Al acto asistieron, igualmente, el presidente del Instituto de Estudios y de la Mancomunidad, Diego González de la Torre y el director del organismo académico, Ángel Saez.
Una vez abierta la sesión por el presidente de la Sección Décima, Eduardo Briones, el presidente de la Mancomunidad realizó una breve intervención en la que pasó revista a los últimos acontecimientos que han afectado al Instituto, señalando que probablemente éstos hubieran causado cierta intranquilidad y malestar entre sus miembros. Señaló que tras el cambio de gobierno sufrido por la Mancomunidad, “lo primero que se comprobó fue que la situación económica era muy difícil debido a la deuda económica acumulada”, pero que dicha situación se encuentra en vías de solución.
Tras el anuncio del plan de ajuste político de la entidad, realizado la semana pasada, que afectará al cincuenta por ciento de su estructura, anunció que se producirán en breve otra serie de ajustes “para conseguir que la Mancomunidad sea viable”. Informó sobre los requisitos que la nueva legislación establece para la supervivencia de instituciones como el ente comarcal, entre ellas que no se dupliquen competencias que ya se encuentren en otras administraciones, lo que ahora se denominan competencias impropias. Sobre el Instituto de Estudios, apuntó que se veía afectado por estas circunstancias, “aunque vamos a luchar para mantenerlo dentro de la Mancomunidad. Deberemos buscar la fórmula, otros mecanismos y nuevas ideas “, añadió.
Reiteró el apoyo de la Mancomunidad a la institución académica, para la que habrá que buscar financiación alternativa, dijo González de la Torre. Por último, señaló que la biblioteca que había tenido que ser retirada del edificio del Parque de las Acacias, debido a las obras, se encuentra de nuevo instalada y disponible para su uso y consulta en el edificio adyacente al de la Mancomunidad, en el mismo parque.
Diversidad de la Bahía
Tras la intervención del presidente, Jonh Cortés y José Carlos García protagonizaron el encuentro.
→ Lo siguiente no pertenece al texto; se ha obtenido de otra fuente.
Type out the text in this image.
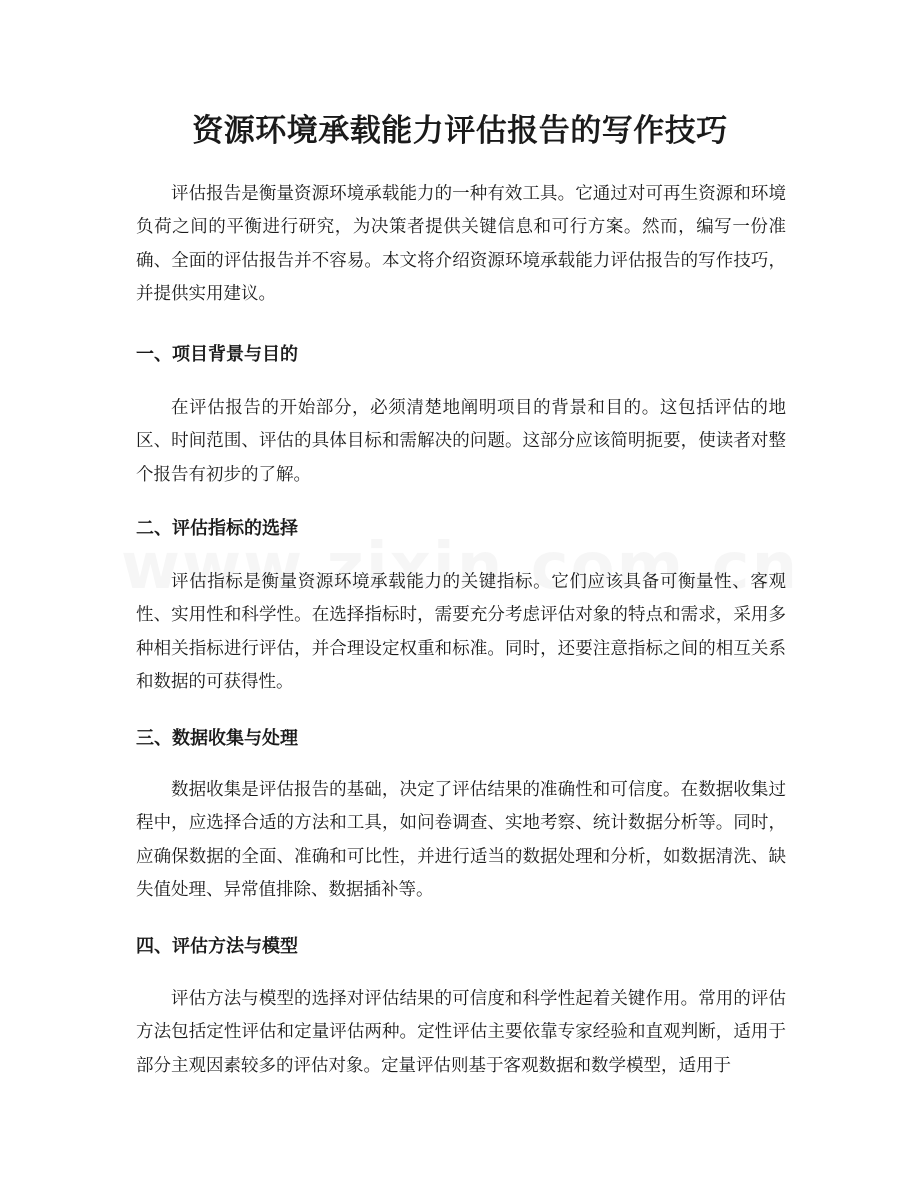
资源环境承载能力评估报告的写作技巧

评估报告是衡量资源环境承载能力的一种有效工具。它通过对可再生资源和环境负荷之间的平衡进行研究，为决策者提供关键信息和可行方案。然而，编写一份准确、全面的评估报告并不容易。本文将介绍资源环境承载能力评估报告的写作技巧，并提供实用建议。

一、项目背景与目的

在评估报告的开始部分，必须清楚地阐明项目的背景和目的。这包括评估的地区、时间范围、评估的具体目标和需解决的问题。这部分应该简明扼要，使读者对整个报告有初步的了解。

二、评估指标的选择

评估指标是衡量资源环境承载能力的关键指标。它们应该具备可衡量性、客观性、实用性和科学性。在选择指标时，需要充分考虑评估对象的特点和需求，采用多种相关指标进行评估，并合理设定权重和标准。同时，还要注意指标之间的相互关系和数据的可获得性。

三、数据收集与处理

数据收集是评估报告的基础，决定了评估结果的准确性和可信度。在数据收集过程中，应选择合适的方法和工具，如问卷调查、实地考察、统计数据分析等。同时，应确保数据的全面、准确和可比性，并进行适当的数据处理和分析，如数据清洗、缺失值处理、异常值排除、数据插补等。

四、评估方法与模型

评估方法与模型的选择对评估结果的可信度和科学性起着关键作用。常用的评估方法包括定性评估和定量评估两种。定性评估主要依靠专家经验和直观判断，适用于部分主观因素较多的评估对象。定量评估则基于客观数据和数学模型，适用于
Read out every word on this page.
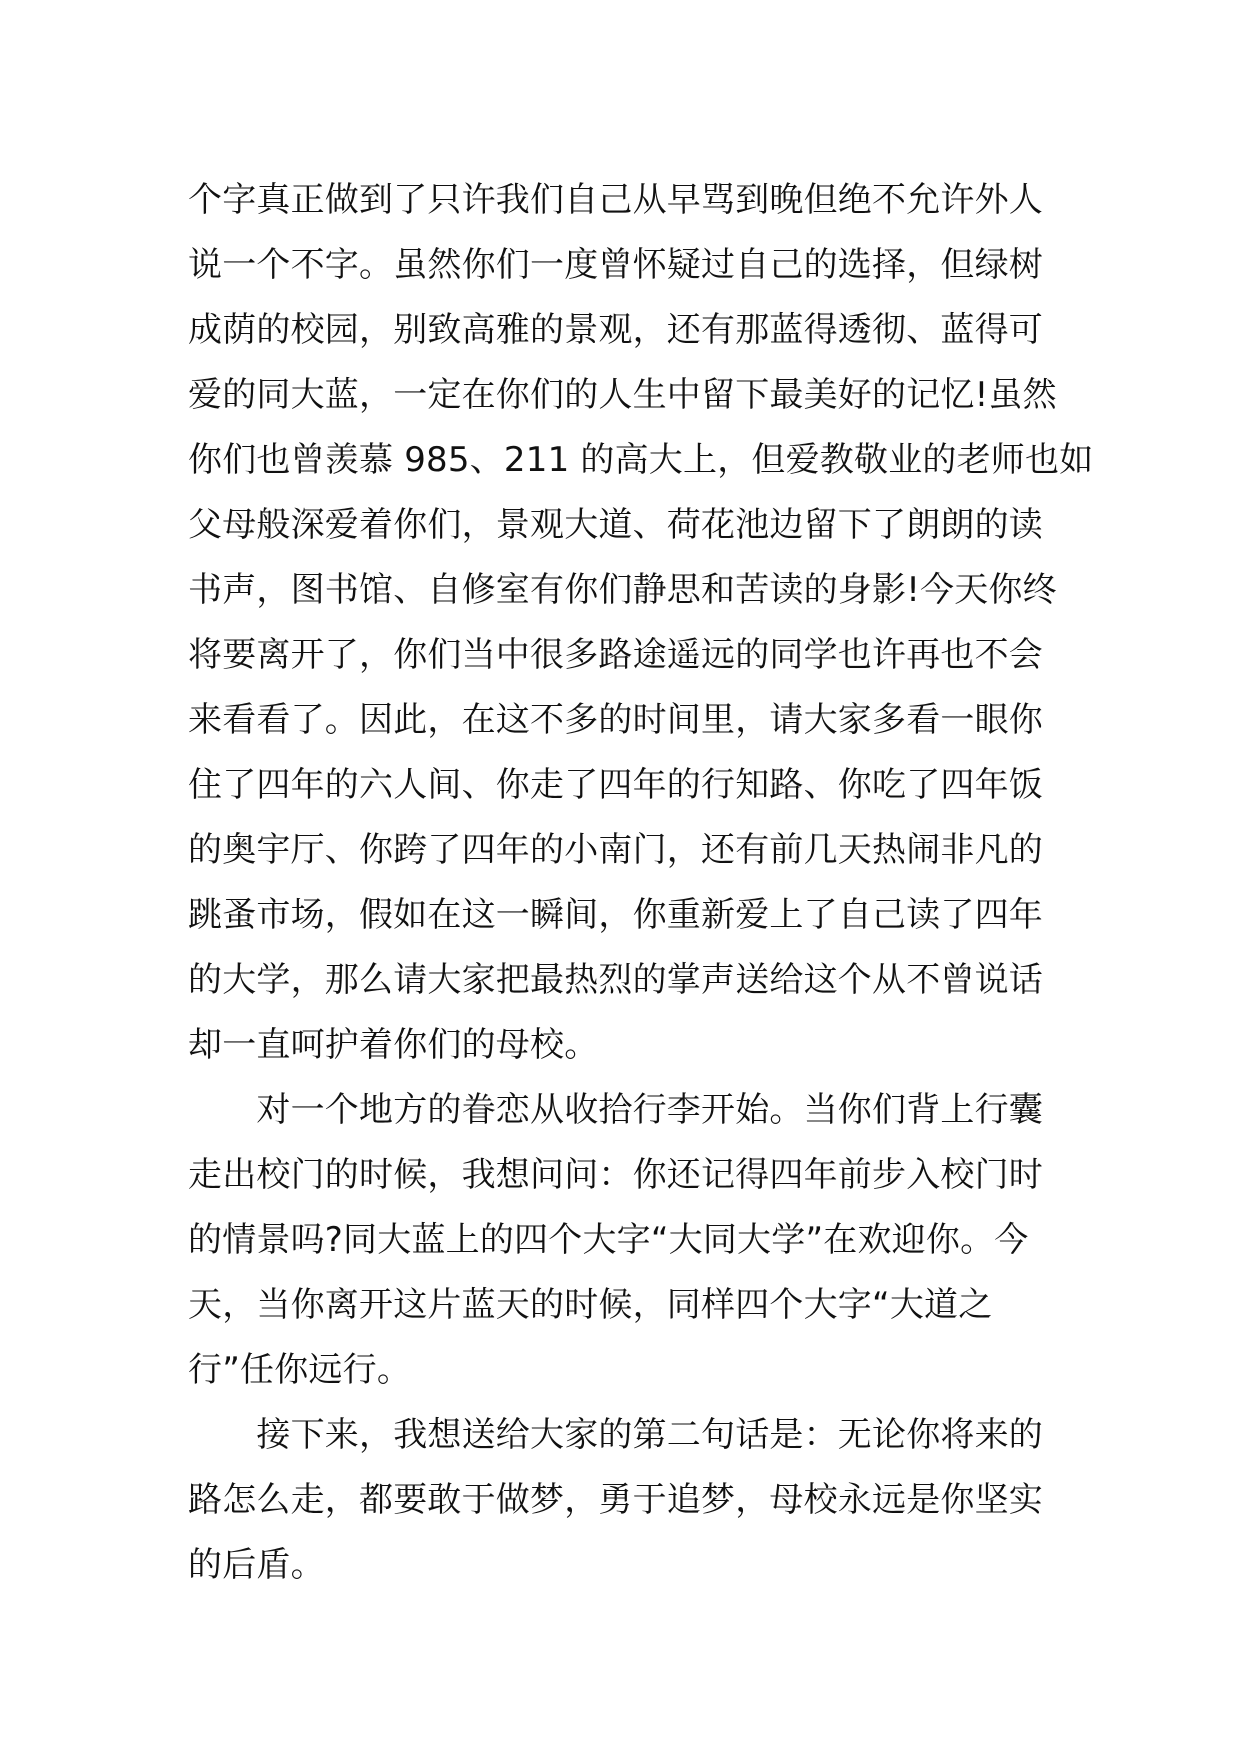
个字真正做到了只许我们自己从早骂到晚但绝不允许外人
说一个不字。虽然你们一度曾怀疑过自己的选择，但绿树
成荫的校园，别致高雅的景观，还有那蓝得透彻、蓝得可
爱的同大蓝，一定在你们的人生中留下最美好的记忆!虽然
你们也曾羡慕 985、211 的高大上，但爱教敬业的老师也如
父母般深爱着你们，景观大道、荷花池边留下了朗朗的读
书声，图书馆、自修室有你们静思和苦读的身影!今天你终
将要离开了，你们当中很多路途遥远的同学也许再也不会
来看看了。因此，在这不多的时间里，请大家多看一眼你
住了四年的六人间、你走了四年的行知路、你吃了四年饭
的奥宇厅、你跨了四年的小南门，还有前几天热闹非凡的
跳蚤市场，假如在这一瞬间，你重新爱上了自己读了四年
的大学，那么请大家把最热烈的掌声送给这个从不曾说话
却一直呵护着你们的母校。
　　对一个地方的眷恋从收拾行李开始。当你们背上行囊
走出校门的时候，我想问问：你还记得四年前步入校门时
的情景吗?同大蓝上的四个大字“大同大学”在欢迎你。今
天，当你离开这片蓝天的时候，同样四个大字“大道之
行”任你远行。
　　接下来，我想送给大家的第二句话是：无论你将来的
路怎么走，都要敢于做梦，勇于追梦，母校永远是你坚实
的后盾。
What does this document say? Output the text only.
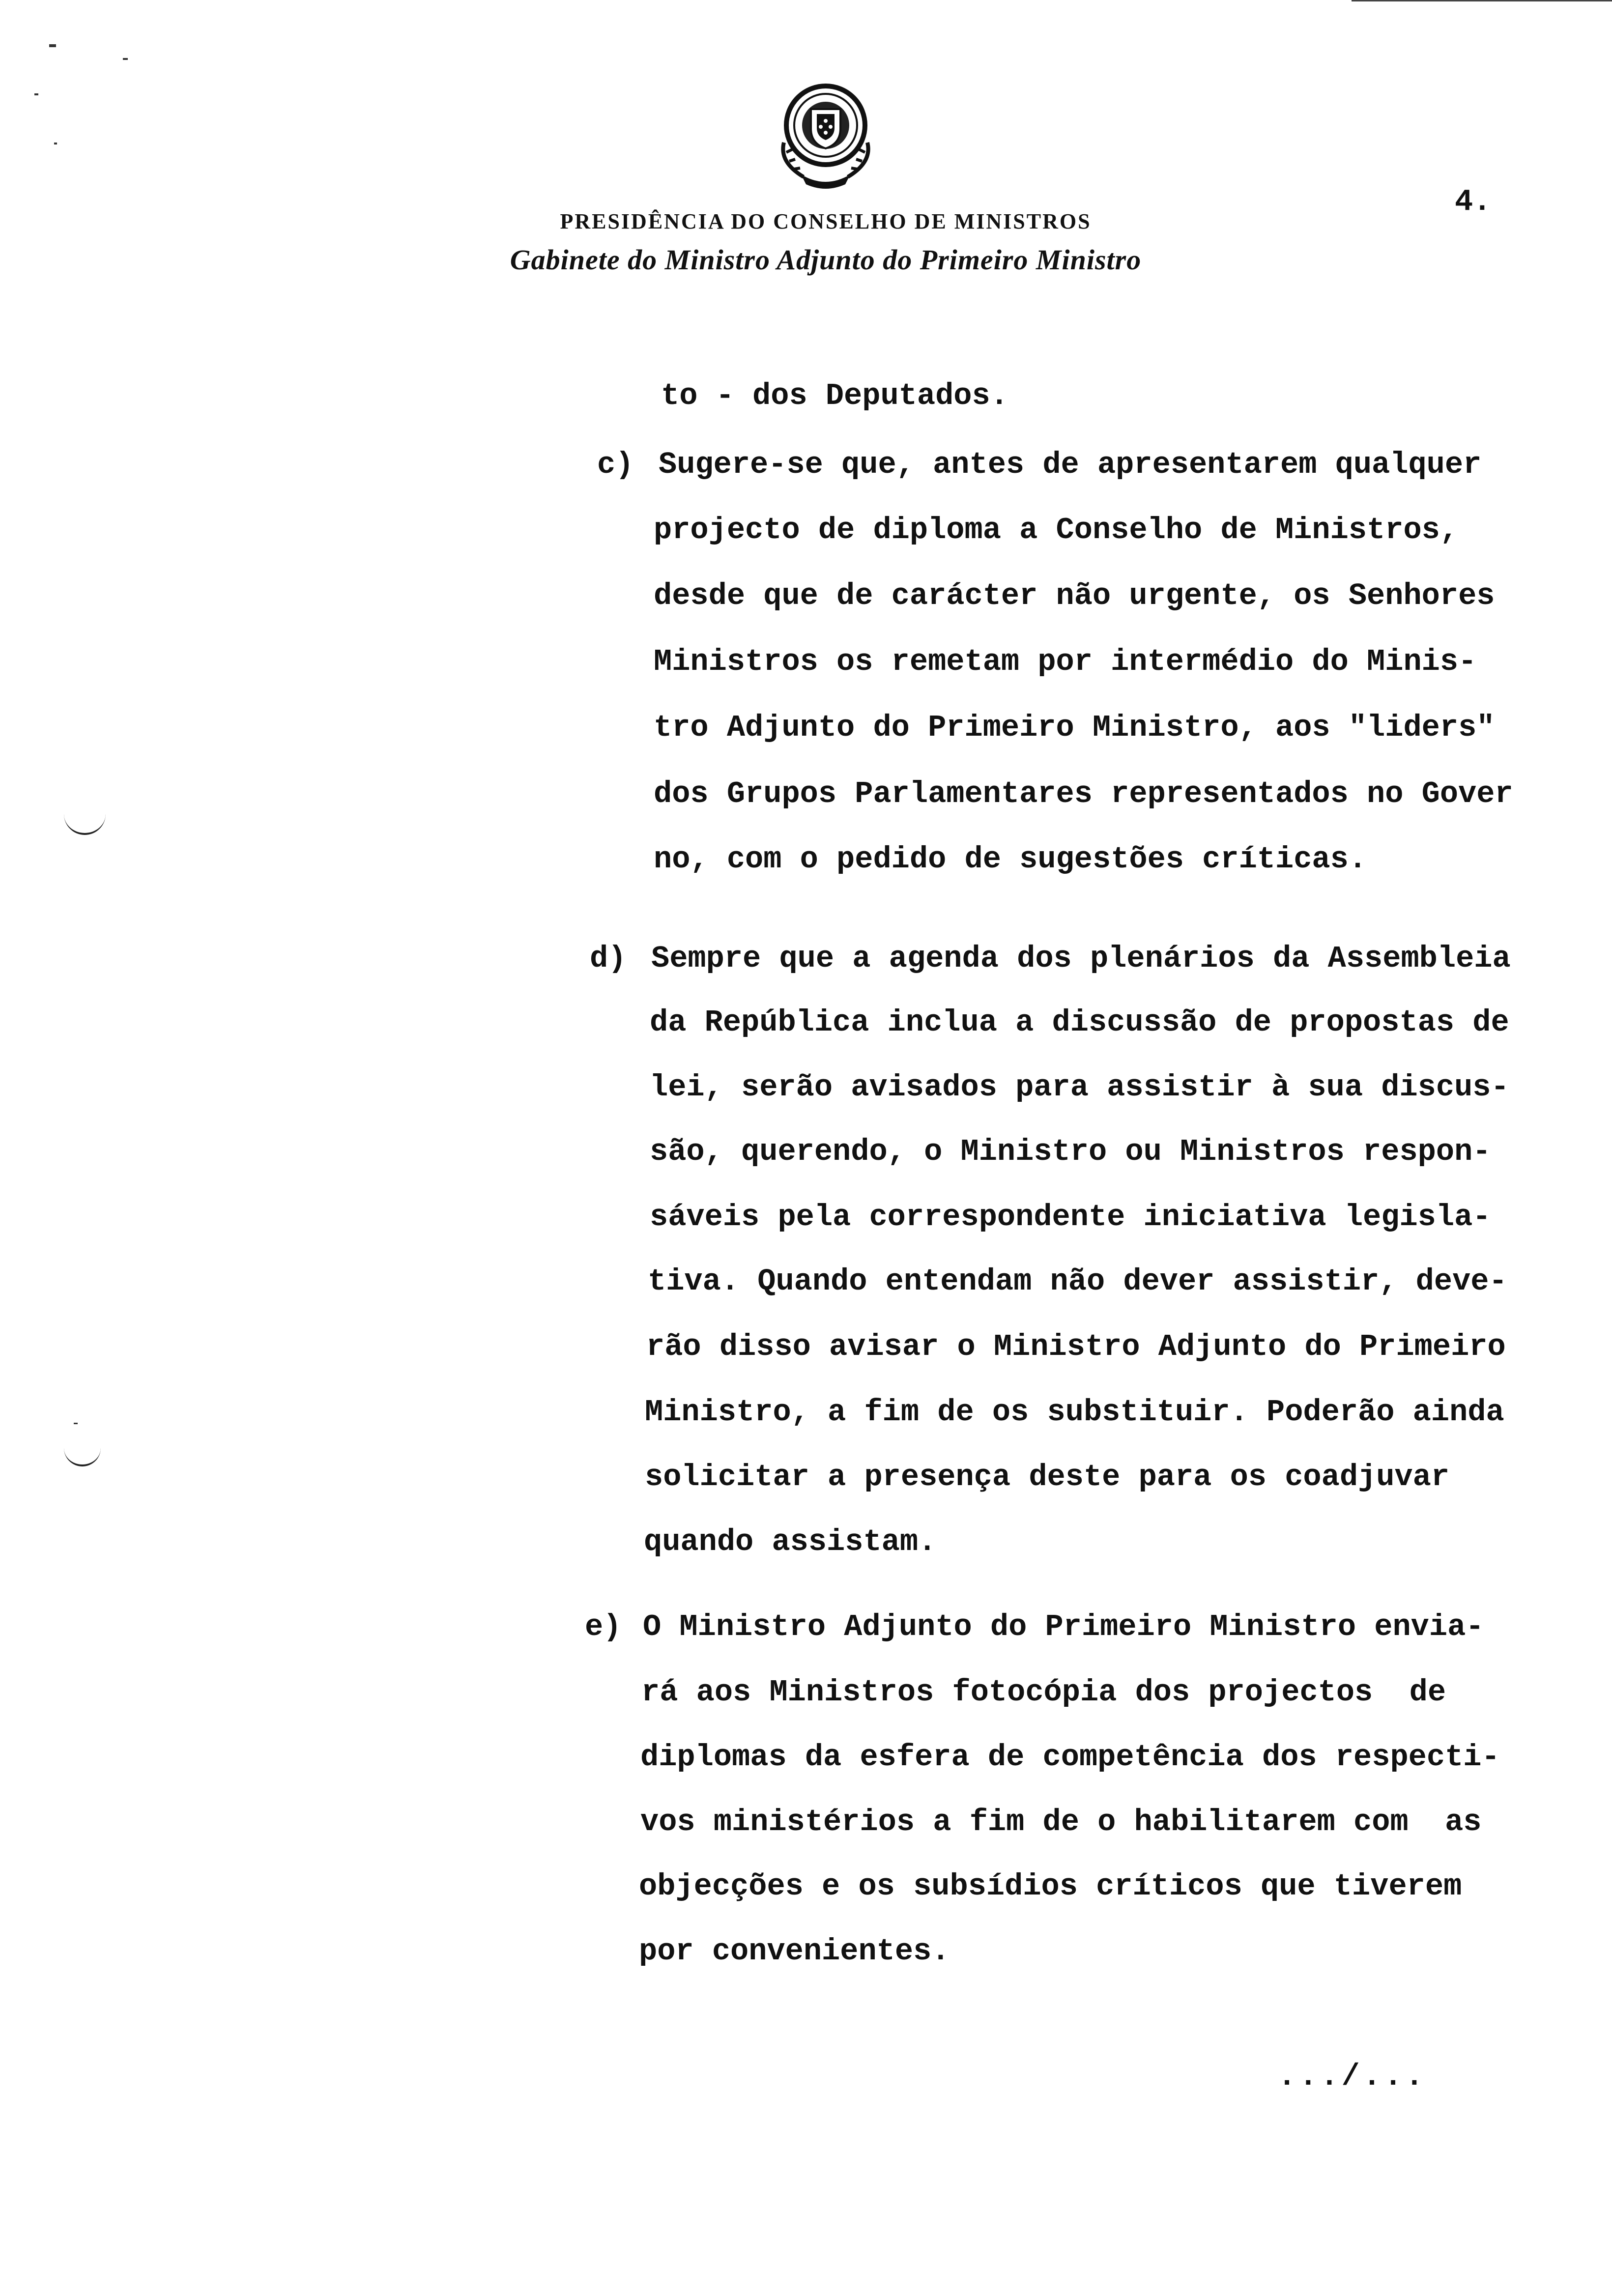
PRESIDÊNCIA DO CONSELHO DE MINISTROS
Gabinete do Ministro Adjunto do Primeiro Ministro
4.
to - dos Deputados.
c) Sugere-se que, antes de apresentarem qualquer
projecto de diploma a Conselho de Ministros,
desde que de carácter não urgente, os Senhores
Ministros os remetam por intermédio do Minis-
tro Adjunto do Primeiro Ministro, aos "liders"
dos Grupos Parlamentares representados no Gover
no, com o pedido de sugestões críticas.
d) Sempre que a agenda dos plenários da Assembleia
da República inclua a discussão de propostas de
lei, serão avisados para assistir à sua discus-
são, querendo, o Ministro ou Ministros respon-
sáveis pela correspondente iniciativa legisla-
tiva. Quando entendam não dever assistir, deve-
rão disso avisar o Ministro Adjunto do Primeiro
Ministro, a fim de os substituir. Poderão ainda
solicitar a presença deste para os coadjuvar
quando assistam.
e) O Ministro Adjunto do Primeiro Ministro envia-
rá aos Ministros fotocópia dos projectos  de
diplomas da esfera de competência dos respecti-
vos ministérios a fim de o habilitarem com  as
objecções e os subsídios críticos que tiverem
por convenientes.
.../...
El doctor en Biología y hoy ministro del Gobierno de Gibraltar, apoyó su intervención con una serie de fotografías fundamentalmente de la fauna acuática de la Bahía y de aves que recalan en Gibraltar, poniendo énfasis en lo delicado de los fondos marinos de la zona y en su rica biodiversidad, añadiendo que el medioambiente no entiende de barreras ni líneas divisorias. Destacó su firme voluntad de que Gibraltar incremente su compromiso con el medio marino, añadiendo una serie de actuaciones que en el pasado se realizaban desde Gibraltar, que suponían cierta amenaza para el medioambiente, y que ya se han descartado de cara al futuro.
Entre los aspectos que se han mejorado, destacó el alejamiento de la zona de arrecifes de la zona de fondeo al Este del Peñón, para evitar que las operaciones de anclaje de los buques dañen los fondos, además de estar en preparación una normativa que regule las actividades subacuáticas, así como la pesca deportiva.
José Carlos García Gómez, por su parte, puso especial énfasis en destacar el proyecto de Microrreservas Marinas Artificiales y la relevancia que estas pueden llegar a tener para la regeneración de determinadas especies. Planteó la conveniencia de establecer dos de estas reservas en el Estrecho, a ambos lados del canal, lo que constituiría una acción única en el mundo. Puso como ejemplo el resultado de uno de los estudios llevados a cabo en el puerto de Ceuta donde se han detectado 14.000 ejemplares de una especie en peligro de extinción, cuando en el resto de la Península Ibérica no se contabilizan más de mil ejemplares en total.
En el debate que se suscitó tras las dos intervenciones, los asistentes se interesaron por el control de la pesca y el marisqueo furtivos en el Parque Natural del Estrecho y su repercusión en la conservación de determinadas especies, así como en la afectación que sufre el medio marino de la Bahía por los vertidos de aguas residuales procedentes de las grandes aglomeraciones urbanas.
El presidente de la Sección Xª del Instituto, Eduardo Briones, puso sobre la mesa la conveniencia, en línea con lo debatido, de crear una comisión técnica compuesta por especialistas de Gibraltar y del Campo de Gibraltar, que sirviera de órgano de asesoramiento sobre medioambiente a la hora de tomar decisiones que pudieran afectar al entorno de la Bahía.